Quite a dilemma for webmasters.
If a search engine crawls a page and then you block it with robots.txt, that page will eventually fall out of the search index.
If you accidentally allowed content to be published on two sites, you need to choose one and block the other or you will have problems with the engines.
Not sure where the dilemma is.
Set up robots.txt to prevent search engines from over-crawl.
It happened to me once and I paid a hefty price for it...
Be aware that not every spider obeys Robots.txt. There are some nasty bots out there, including but not limited to: 1) spambots that harvest email addresses from your contact forms or guestbook pages; 2) scrapers that scrpe your site for free content to be used in their spammy doorway pages; 3) downloader programs that suck your bandwidth by downloading your entire site; 4) programs that are out on the web looking for copyright infringements so they can sue people; 5) viruses & worms; 6) data mining programs; 7) hackers; 8) DDOS attacks, etc.

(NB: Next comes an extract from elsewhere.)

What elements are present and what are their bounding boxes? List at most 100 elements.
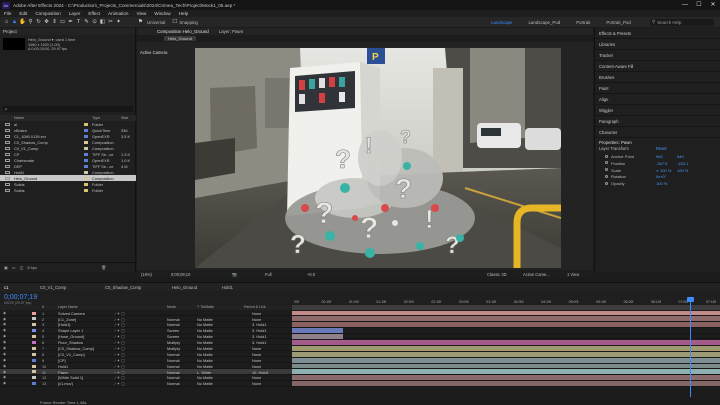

Many of these will actually go to Robots.txt to see what you are trying to hide or protect, and go straight to the restricted content. For this reason I use a dynamic robots.txt page.
Through proper use of .htaccess and mod_rewrite, every time my server calls up robots.txt, it invisibly serves a PHP page (although it looks the same to the viewer) and it detects what bot or browser is viewing the page. For search engine spiders I serve the real Robots.txt content for proper indexing, and for all others I simply disallow everything.